На следующее утро Шамиль наконец нашел место для засады и приступил к делу. Это была крохотная площадка у подножия высокой скалы, к которой вел узкий проход между валунами. Шамиль привязал Балбеса, к колышку, вбитому в расщелину скалы. Затем он выдолбил в каменистом грунте прохода две ямки и насторожил в них капканы один за другим на расстоянии шага. Ямки слегка присыпал грунтом и полил водой из фляги. Этой же водой опрыскал площадку вокруг Балбеса.

— А это к чему? — удивился Аврамов.

— Глотни, — предложил Шамиль и многообещающе подмигнул. Аврамов глотнул и задохнулся: горло обожгла горчайшая, пахучая жидкость:

— Ы-ы... эво... подсунул? — просипел он, отплевываясь, выпучив слезящиеся глаза. Рот не закрывался — челюсти свела судорога. Шамиль хохотал. Отобрал флягу.

— Наше охотничье зелье. Отбивает любой запах, отвар пихты и полыни. — Заорал, схватив Аврамова за рукав: — Куда?!

— Балбесу паек на день оставить надо, — оторопело пояснил Аврамов. Рассердился: — Ну тебя к черту, Шамилюга! То отраву какую-то сует, то орет без толку! Ну чего ты меня уцепил?!

— Гришка... погоди, Гришка, — ухмылялся Шамиль, — куда тебя несет? Я для чего вокруг настоем полил? Чтоб запах наш придавить.

— Нашел чем давить, — буркнул Аврамов, — рядом с Балбесом любой запах — тьфу...

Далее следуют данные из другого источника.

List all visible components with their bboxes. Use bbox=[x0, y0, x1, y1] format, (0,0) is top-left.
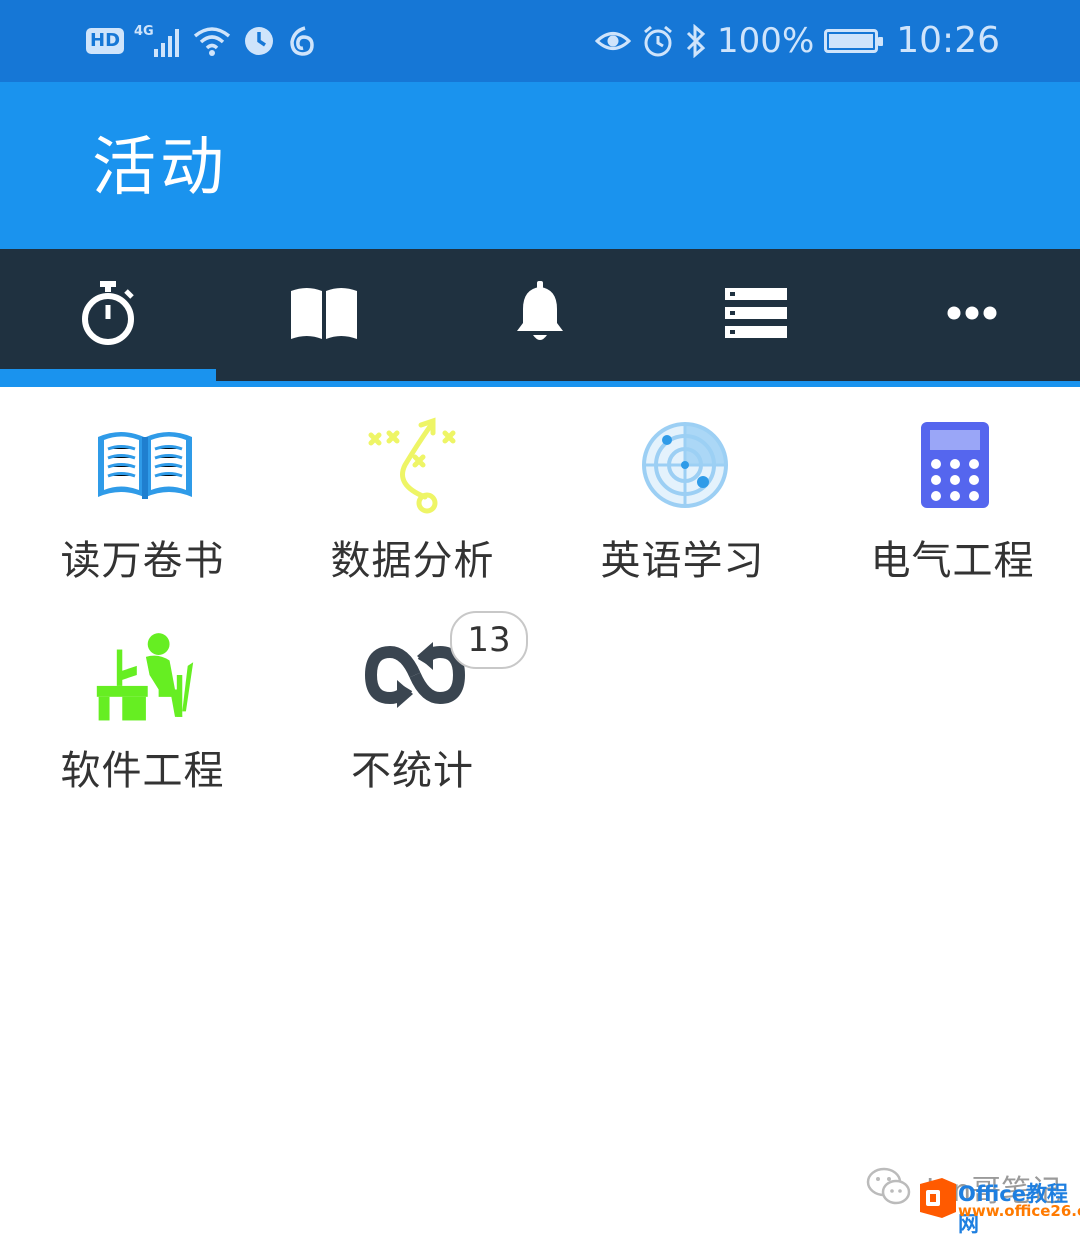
watermark: lyn哥笔记 Office教程网 www.office26.com bbox=[866, 1160, 1080, 1236]
signal-icon: 4G bbox=[134, 23, 182, 59]
activity-label: 软件工程 bbox=[60, 748, 225, 794]
status-right: 100% 10:26 bbox=[595, 18, 1000, 64]
bluetooth-icon bbox=[685, 24, 707, 58]
activity-label: 读万卷书 bbox=[60, 538, 225, 584]
hd-icon: HD bbox=[86, 28, 125, 54]
open-book-icon bbox=[289, 285, 359, 345]
activity-label: 不统计 bbox=[351, 748, 474, 794]
activity-electrical-engineering[interactable]: 电气工程 bbox=[810, 400, 1080, 600]
office-logo-icon bbox=[916, 1176, 960, 1220]
tab-list[interactable] bbox=[648, 249, 864, 381]
activity-data-analysis[interactable]: 数据分析 bbox=[270, 400, 540, 600]
tab-books[interactable] bbox=[216, 249, 432, 381]
book-icon bbox=[95, 415, 195, 515]
stopwatch-icon bbox=[78, 279, 138, 351]
status-bar: HD 4G 100% 10:26 bbox=[0, 0, 1080, 82]
page-title: 活动 bbox=[92, 131, 228, 205]
tab-notifications[interactable] bbox=[432, 249, 648, 381]
status-left: HD 4G bbox=[86, 18, 318, 64]
tab-bar bbox=[0, 249, 1080, 381]
selected-tab-indicator bbox=[0, 369, 216, 381]
battery-percentage: 100% bbox=[717, 21, 815, 61]
strategy-icon bbox=[365, 415, 465, 515]
bell-icon bbox=[514, 281, 566, 349]
alarm-icon bbox=[641, 24, 675, 58]
more-icon bbox=[947, 305, 997, 325]
eye-comfort-icon bbox=[595, 26, 632, 56]
programmer-icon bbox=[95, 625, 195, 725]
list-icon bbox=[725, 288, 787, 342]
activity-label: 数据分析 bbox=[330, 538, 495, 584]
tab-timer[interactable] bbox=[0, 249, 216, 381]
app-notification-icon bbox=[242, 24, 276, 58]
app-bar: 活动 bbox=[0, 82, 1080, 249]
radar-icon bbox=[635, 415, 735, 515]
clock: 10:26 bbox=[896, 20, 1000, 61]
activity-label: 电气工程 bbox=[870, 538, 1035, 584]
activity-label: 英语学习 bbox=[600, 538, 765, 584]
calculator-icon bbox=[905, 415, 1005, 515]
netease-music-icon bbox=[286, 24, 318, 58]
activity-english-study[interactable]: 英语学习 bbox=[540, 400, 810, 600]
wifi-icon bbox=[192, 24, 232, 58]
wechat-icon bbox=[866, 1166, 912, 1210]
battery-icon bbox=[824, 29, 884, 53]
network-type-label: 4G bbox=[134, 24, 154, 39]
battery-level-fill bbox=[829, 34, 874, 48]
tab-bar-underline bbox=[0, 381, 1080, 387]
activity-read-books[interactable]: 读万卷书 bbox=[0, 400, 270, 600]
activity-software-engineering[interactable]: 软件工程 bbox=[0, 610, 270, 810]
watermark-url: www.office26.com bbox=[958, 1202, 1080, 1220]
tab-more[interactable] bbox=[864, 249, 1080, 381]
count-badge: 13 bbox=[450, 611, 528, 669]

Сухарей Балбесу все же бросили издалека. Пятились по тропе, забрызгивая следы отравой из фляжки. Балбес, натянув веревку, тянулся вслед за хозяевами, пучил вслед желтые глаза астматика.

Четыре дня били ноги по камням впустую. К вечеру возвращались к стойбищу в полукилометре от Балбеса. Добирались к нему по верхам, бросали со скалы сухие пучки травы и сухари. Балбес сатанел на привязи со скуки, лез на скалу копытами, верещал дурным голосом. Строго и высоко синело бездонное небо над головой, лениво плыл в нем распятый воздушным потоком орел. Мертвенной белизной льнули к холодным камням снега, шуршал в скалах упругий ветер, развевал полы бурок, толкал мягкой лапой в спины.